Saturday, April 19, 2008

Green Renovation, Repair and Remodeling: 3 More "R's"

One thing that you can count on is change. What really defines modernity is that change is constant and unpredictable. Change drives the economy of all durable goods. If something works and is desirable forever then there won't be many of it that need to be made. In American homes, that is why we renovate, repair, and remodel. It is also why we build new homes when there are many old homes for sale, but green renovation, repair, and remodeling, are what it is of consequence to this blog about how you should spend your money, and they are what interest me.

during the next week or so, I will detail some of the ways that you can do the 3 more green "r's" throughout your home. Because Flip That House always focuses on how you should do redo the kitchen to improve the saleability of a home I will start there.
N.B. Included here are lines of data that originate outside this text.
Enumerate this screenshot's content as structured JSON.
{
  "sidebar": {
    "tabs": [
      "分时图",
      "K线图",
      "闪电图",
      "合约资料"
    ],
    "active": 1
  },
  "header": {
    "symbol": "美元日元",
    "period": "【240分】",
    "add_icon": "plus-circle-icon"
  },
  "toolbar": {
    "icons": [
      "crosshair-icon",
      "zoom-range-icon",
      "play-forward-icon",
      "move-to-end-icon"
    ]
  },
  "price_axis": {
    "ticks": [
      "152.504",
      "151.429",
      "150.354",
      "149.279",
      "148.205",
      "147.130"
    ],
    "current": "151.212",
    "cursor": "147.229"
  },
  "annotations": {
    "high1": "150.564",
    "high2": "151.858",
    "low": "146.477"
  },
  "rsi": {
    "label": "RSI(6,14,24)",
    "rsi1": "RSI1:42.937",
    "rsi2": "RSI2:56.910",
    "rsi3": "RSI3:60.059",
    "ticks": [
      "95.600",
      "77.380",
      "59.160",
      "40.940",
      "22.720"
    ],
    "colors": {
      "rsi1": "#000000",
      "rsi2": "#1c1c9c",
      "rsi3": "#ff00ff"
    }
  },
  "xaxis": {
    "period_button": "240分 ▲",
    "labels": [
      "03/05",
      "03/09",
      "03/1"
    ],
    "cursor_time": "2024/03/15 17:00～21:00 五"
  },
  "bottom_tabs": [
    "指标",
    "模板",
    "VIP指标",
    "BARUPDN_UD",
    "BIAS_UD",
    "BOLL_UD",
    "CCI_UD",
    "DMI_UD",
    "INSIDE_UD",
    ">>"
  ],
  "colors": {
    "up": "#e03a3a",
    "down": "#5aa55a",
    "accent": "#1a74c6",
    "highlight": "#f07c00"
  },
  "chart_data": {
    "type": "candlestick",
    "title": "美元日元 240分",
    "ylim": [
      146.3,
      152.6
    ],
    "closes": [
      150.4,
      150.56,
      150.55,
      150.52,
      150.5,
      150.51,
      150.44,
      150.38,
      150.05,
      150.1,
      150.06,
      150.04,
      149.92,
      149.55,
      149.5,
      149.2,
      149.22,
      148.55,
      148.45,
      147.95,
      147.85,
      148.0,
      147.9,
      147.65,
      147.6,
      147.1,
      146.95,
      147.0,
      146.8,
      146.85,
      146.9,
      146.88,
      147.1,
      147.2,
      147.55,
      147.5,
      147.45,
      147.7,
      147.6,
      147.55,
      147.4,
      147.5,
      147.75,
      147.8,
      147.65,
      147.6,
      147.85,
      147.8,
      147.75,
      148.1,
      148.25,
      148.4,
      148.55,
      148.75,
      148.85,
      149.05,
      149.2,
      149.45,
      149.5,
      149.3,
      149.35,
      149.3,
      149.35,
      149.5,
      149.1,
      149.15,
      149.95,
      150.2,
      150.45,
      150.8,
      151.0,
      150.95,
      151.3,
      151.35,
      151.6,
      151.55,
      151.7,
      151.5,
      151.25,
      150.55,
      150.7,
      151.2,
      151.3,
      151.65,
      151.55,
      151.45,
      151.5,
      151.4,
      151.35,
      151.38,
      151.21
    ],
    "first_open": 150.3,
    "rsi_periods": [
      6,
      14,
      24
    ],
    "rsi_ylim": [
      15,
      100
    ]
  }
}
Source: Creative Commons Image on Flickr by betsyjean79

On TV they are always talking about updating cabinets, and often pulling out quality custom cabinetry and replacing it with particleboard or plywood trash. Seriously. All they are doing is bringing VOCs and solvents into the home where there were none before. If your kitchen cabinets are more than fifty years old, I recommend that you keep them. You can paint or replace the doors, and if they are really in bad shape you can replace them, but remember that you are decreasing indoor air quality if you buy cheap cabinets.

Granite countertops are all the rage right now. They're pretty, but you can also get countertops that look like stone and are made from recycled materials instead of open quarries. There are ones made from recycled glass like EnviroSlab and Trinity Glass and even paper from Squak Mountain Stone which I mentioned a few weeks ago.
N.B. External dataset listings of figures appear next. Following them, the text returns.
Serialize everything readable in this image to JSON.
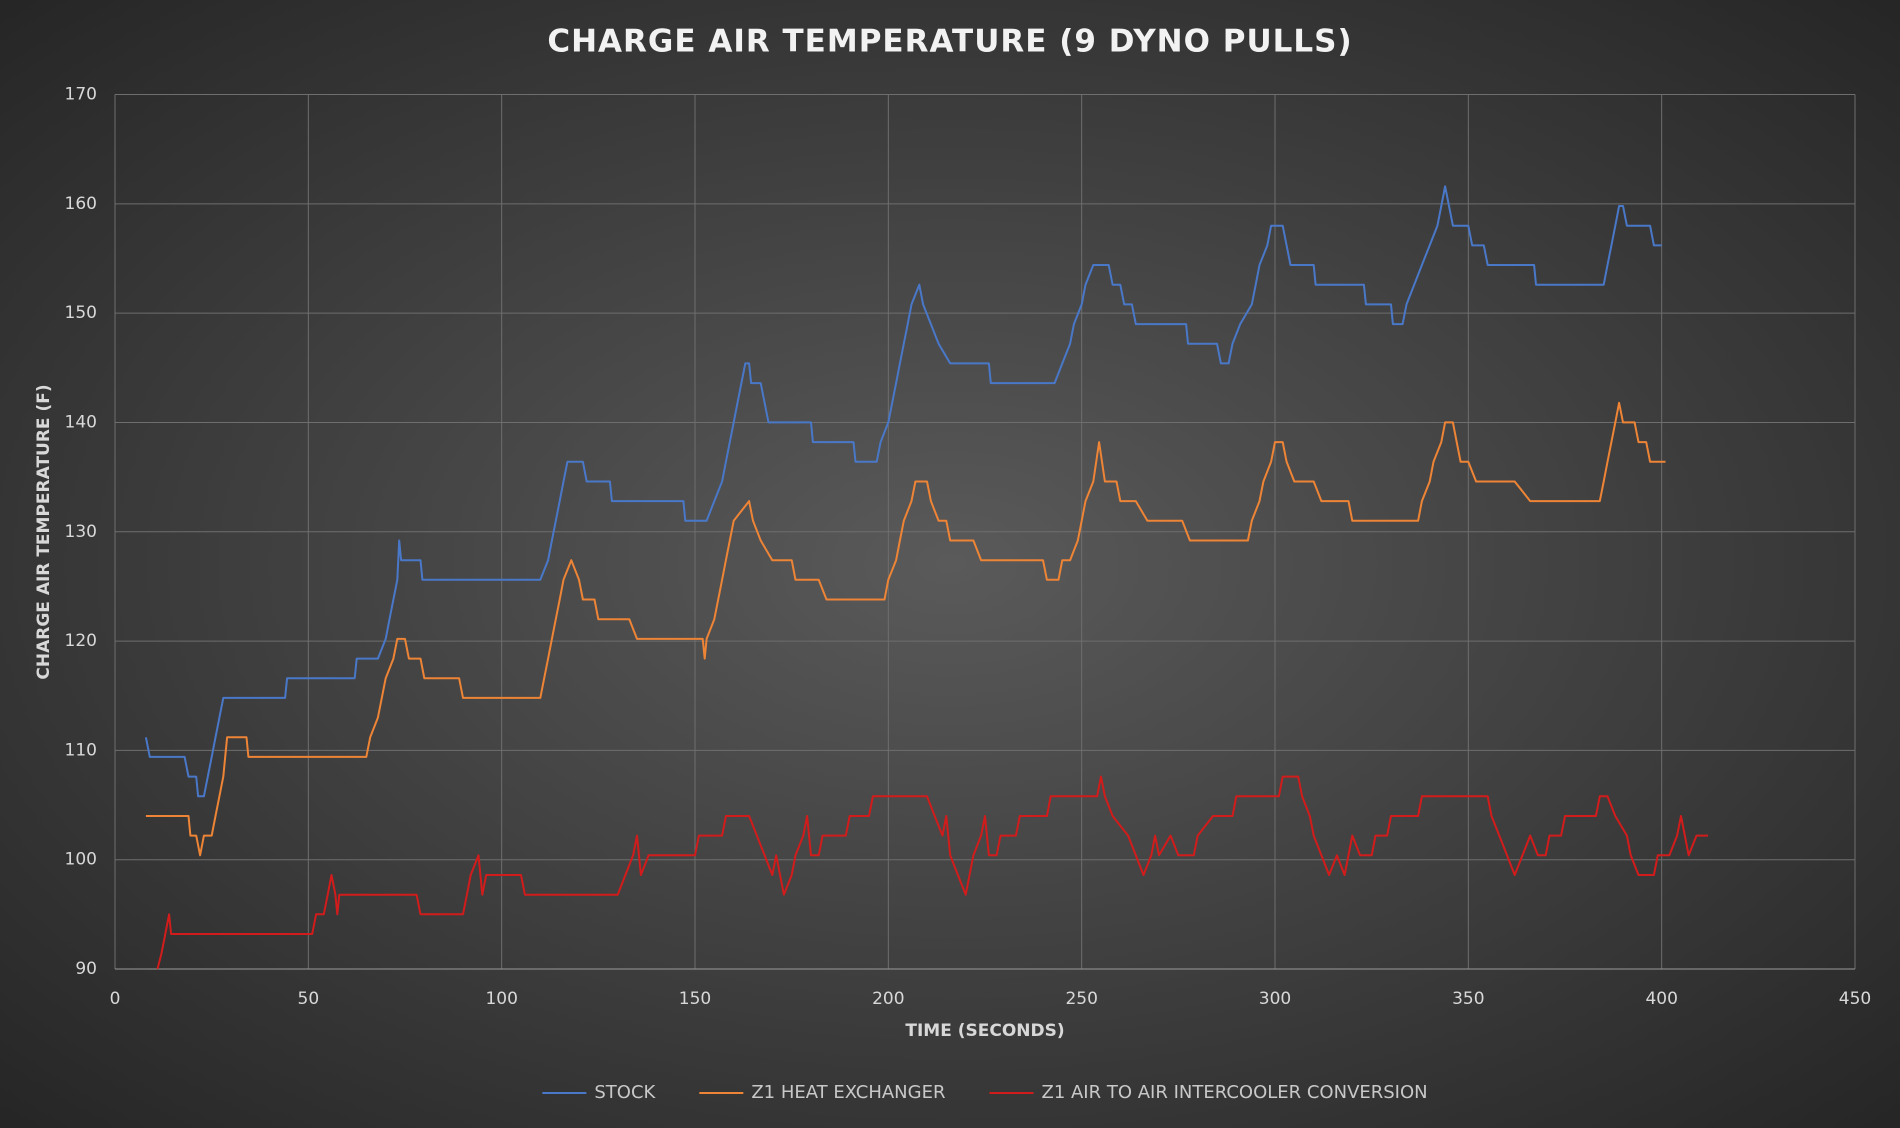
{
  "chart_data": {
    "type": "line",
    "title": "CHARGE AIR TEMPERATURE (9 DYNO PULLS)",
    "x_label": "TIME (SECONDS)",
    "y_label": "CHARGE AIR TEMPERATURE (F)",
    "xlim": [
      0,
      450
    ],
    "xticks": [
      0,
      50,
      100,
      150,
      200,
      250,
      300,
      350,
      400,
      450
    ],
    "ylim": [
      90,
      170
    ],
    "yticks": [
      90,
      100,
      110,
      120,
      130,
      140,
      150,
      160,
      170
    ],
    "grid": true,
    "legend": "bottom",
    "series": [
      {
        "name": "STOCK",
        "color": "#4a78c8",
        "x": [
          8,
          9,
          18,
          19,
          21,
          21.5,
          23,
          24,
          25,
          26,
          27,
          28,
          44,
          44.5,
          62,
          62.5,
          68,
          70,
          71,
          72,
          73,
          73.5,
          74,
          79,
          79.5,
          110,
          112,
          113,
          114,
          115,
          116,
          117,
          121,
          122,
          128,
          128.5,
          147,
          147.5,
          153,
          155,
          157,
          158,
          159,
          160,
          161,
          162,
          163,
          164,
          164.5,
          167,
          168,
          169,
          180,
          180.5,
          191,
          191.5,
          197,
          198,
          200,
          201,
          202,
          203,
          204,
          205,
          206,
          208,
          209,
          211,
          213,
          216,
          226,
          226.5,
          243,
          245,
          247,
          248,
          250,
          251,
          253,
          257,
          258,
          260,
          261,
          263,
          264,
          277,
          277.5,
          285,
          286,
          288,
          289,
          291,
          294,
          295,
          296,
          298,
          299,
          302,
          303,
          304,
          310,
          310.5,
          323,
          323.5,
          330,
          330.5,
          333,
          334,
          336,
          338,
          340,
          342,
          343,
          344,
          345,
          346,
          350,
          351,
          354,
          355,
          367,
          367.5,
          385,
          386,
          387,
          388,
          389,
          390,
          391,
          397,
          398,
          400
        ],
        "values": [
          111.2,
          109.4,
          109.4,
          107.6,
          107.6,
          105.8,
          105.8,
          107.6,
          109.4,
          111.2,
          113,
          114.8,
          114.8,
          116.6,
          116.6,
          118.4,
          118.4,
          120.2,
          122,
          123.8,
          125.6,
          129.2,
          127.4,
          127.4,
          125.6,
          125.6,
          127.4,
          129.2,
          131,
          132.8,
          134.6,
          136.4,
          136.4,
          134.6,
          134.6,
          132.8,
          132.8,
          131,
          131,
          132.8,
          134.6,
          136.4,
          138.2,
          140,
          141.8,
          143.6,
          145.4,
          145.4,
          143.6,
          143.6,
          141.8,
          140,
          140,
          138.2,
          138.2,
          136.4,
          136.4,
          138.2,
          140,
          141.8,
          143.6,
          145.4,
          147.2,
          149,
          150.8,
          152.6,
          150.8,
          149,
          147.2,
          145.4,
          145.4,
          143.6,
          143.6,
          145.4,
          147.2,
          149,
          150.8,
          152.6,
          154.4,
          154.4,
          152.6,
          152.6,
          150.8,
          150.8,
          149,
          149,
          147.2,
          147.2,
          145.4,
          145.4,
          147.2,
          149,
          150.8,
          152.6,
          154.4,
          156.2,
          158,
          158,
          156.2,
          154.4,
          154.4,
          152.6,
          152.6,
          150.8,
          150.8,
          149,
          149,
          150.8,
          152.6,
          154.4,
          156.2,
          158,
          159.8,
          161.6,
          159.8,
          158,
          158,
          156.2,
          156.2,
          154.4,
          154.4,
          152.6,
          152.6,
          154.4,
          156.2,
          158,
          159.8,
          159.8,
          158,
          158,
          156.2,
          156.2
        ]
      },
      {
        "name": "Z1 HEAT EXCHANGER",
        "color": "#ee8436",
        "x": [
          8,
          19,
          19.5,
          21,
          22,
          23,
          25,
          26,
          27,
          28,
          28.5,
          29,
          34,
          34.5,
          65,
          66,
          68,
          69,
          70,
          72,
          73,
          75,
          76,
          79,
          80,
          89,
          90,
          110,
          111,
          112,
          113,
          114,
          115,
          116,
          118,
          120,
          121,
          124,
          125,
          133,
          135,
          152,
          152.5,
          153,
          155,
          156,
          157,
          158,
          159,
          160,
          164,
          165,
          167,
          170,
          175,
          176,
          182,
          184,
          199,
          200,
          202,
          203,
          204,
          206,
          207,
          210,
          211,
          213,
          215,
          216,
          222,
          224,
          240,
          241,
          244,
          245,
          247,
          249,
          250,
          251,
          253,
          254.5,
          256,
          259,
          260,
          264,
          267,
          276,
          278,
          293,
          294,
          296,
          297,
          299,
          300,
          302,
          303,
          305,
          310,
          312,
          319,
          320,
          337,
          338,
          340,
          341,
          343,
          344,
          346,
          347,
          348,
          350,
          352,
          362,
          366,
          384,
          385,
          386,
          387,
          388,
          389,
          390,
          393,
          394,
          396,
          397,
          401
        ],
        "values": [
          104,
          104,
          102.2,
          102.2,
          100.4,
          102.2,
          102.2,
          104,
          105.8,
          107.6,
          109.4,
          111.2,
          111.2,
          109.4,
          109.4,
          111.2,
          113,
          114.8,
          116.6,
          118.4,
          120.2,
          120.2,
          118.4,
          118.4,
          116.6,
          116.6,
          114.8,
          114.8,
          116.6,
          118.4,
          120.2,
          122,
          123.8,
          125.6,
          127.4,
          125.6,
          123.8,
          123.8,
          122,
          122,
          120.2,
          120.2,
          118.4,
          120.2,
          122,
          123.8,
          125.6,
          127.4,
          129.2,
          131,
          132.8,
          131,
          129.2,
          127.4,
          127.4,
          125.6,
          125.6,
          123.8,
          123.8,
          125.6,
          127.4,
          129.2,
          131,
          132.8,
          134.6,
          134.6,
          132.8,
          131,
          131,
          129.2,
          129.2,
          127.4,
          127.4,
          125.6,
          125.6,
          127.4,
          127.4,
          129.2,
          131,
          132.8,
          134.6,
          138.2,
          134.6,
          134.6,
          132.8,
          132.8,
          131,
          131,
          129.2,
          129.2,
          131,
          132.8,
          134.6,
          136.4,
          138.2,
          138.2,
          136.4,
          134.6,
          134.6,
          132.8,
          132.8,
          131,
          131,
          132.8,
          134.6,
          136.4,
          138.2,
          140,
          140,
          138.2,
          136.4,
          136.4,
          134.6,
          134.6,
          132.8,
          132.8,
          134.6,
          136.4,
          138.2,
          140,
          141.8,
          140,
          140,
          138.2,
          138.2,
          136.4,
          136.4
        ]
      },
      {
        "name": "Z1 AIR TO AIR INTERCOOLER CONVERSION",
        "color": "#d21c1c",
        "x": [
          11,
          12,
          13,
          14,
          14.5,
          51,
          52,
          54,
          55,
          56,
          57,
          57.5,
          58,
          78,
          79,
          90,
          91,
          92,
          94,
          95,
          96,
          105,
          106,
          130,
          132,
          134,
          135,
          136,
          138,
          150,
          151,
          157,
          158,
          164,
          166,
          168,
          170,
          171,
          173,
          175,
          176,
          178,
          179,
          180,
          182,
          183,
          189,
          190,
          195,
          196,
          210,
          212,
          214,
          215,
          216,
          218,
          220,
          222,
          224,
          225,
          226,
          228,
          229,
          233,
          234,
          241,
          242,
          254,
          255,
          256,
          258,
          262,
          264,
          266,
          268,
          269,
          270,
          273,
          275,
          279,
          280,
          284,
          289,
          290,
          301,
          302,
          306,
          307,
          309,
          310,
          312,
          314,
          316,
          318,
          320,
          322,
          325,
          326,
          329,
          330,
          337,
          338,
          355,
          356,
          358,
          360,
          362,
          364,
          366,
          368,
          370,
          371,
          374,
          375,
          383,
          384,
          386,
          388,
          391,
          392,
          394,
          398,
          399,
          402,
          404,
          405,
          407,
          409,
          412
        ],
        "values": [
          90,
          91.4,
          93.2,
          95,
          93.2,
          93.2,
          95,
          95,
          96.8,
          98.6,
          96.8,
          95,
          96.8,
          96.8,
          95,
          95,
          96.8,
          98.6,
          100.4,
          96.8,
          98.6,
          98.6,
          96.8,
          96.8,
          98.6,
          100.4,
          102.2,
          98.6,
          100.4,
          100.4,
          102.2,
          102.2,
          104,
          104,
          102.2,
          100.4,
          98.6,
          100.4,
          96.8,
          98.6,
          100.4,
          102.2,
          104,
          100.4,
          100.4,
          102.2,
          102.2,
          104,
          104,
          105.8,
          105.8,
          104,
          102.2,
          104,
          100.4,
          98.6,
          96.8,
          100.4,
          102.2,
          104,
          100.4,
          100.4,
          102.2,
          102.2,
          104,
          104,
          105.8,
          105.8,
          107.6,
          105.8,
          104,
          102.2,
          100.4,
          98.6,
          100.4,
          102.2,
          100.4,
          102.2,
          100.4,
          100.4,
          102.2,
          104,
          104,
          105.8,
          105.8,
          107.6,
          107.6,
          105.8,
          104,
          102.2,
          100.4,
          98.6,
          100.4,
          98.6,
          102.2,
          100.4,
          100.4,
          102.2,
          102.2,
          104,
          104,
          105.8,
          105.8,
          104,
          102.2,
          100.4,
          98.6,
          100.4,
          102.2,
          100.4,
          100.4,
          102.2,
          102.2,
          104,
          104,
          105.8,
          105.8,
          104,
          102.2,
          100.4,
          98.6,
          98.6,
          100.4,
          100.4,
          102.2,
          104,
          100.4,
          102.2,
          102.2
        ]
      }
    ]
  }
}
One place that it almost always make sense to invest is in more efficient appliances. The Energy Star label is a good place to get started. It's a designation created by the Environmental Protection Agency and the Department of Energy to show products that have met certain efficiency standards. keeps up-to-date lists of the appliances that have received the Energy Star rating, as well as their actual energy consumption. Some Energy Star labeled products are much more efficient than others, so it is a good idea to read the numbers on the models you are considering. If you want to know more about how more efficient appliances can save you money as well as helping the environment, I recommend the book The Home Energy Diet by Paul Scheckel.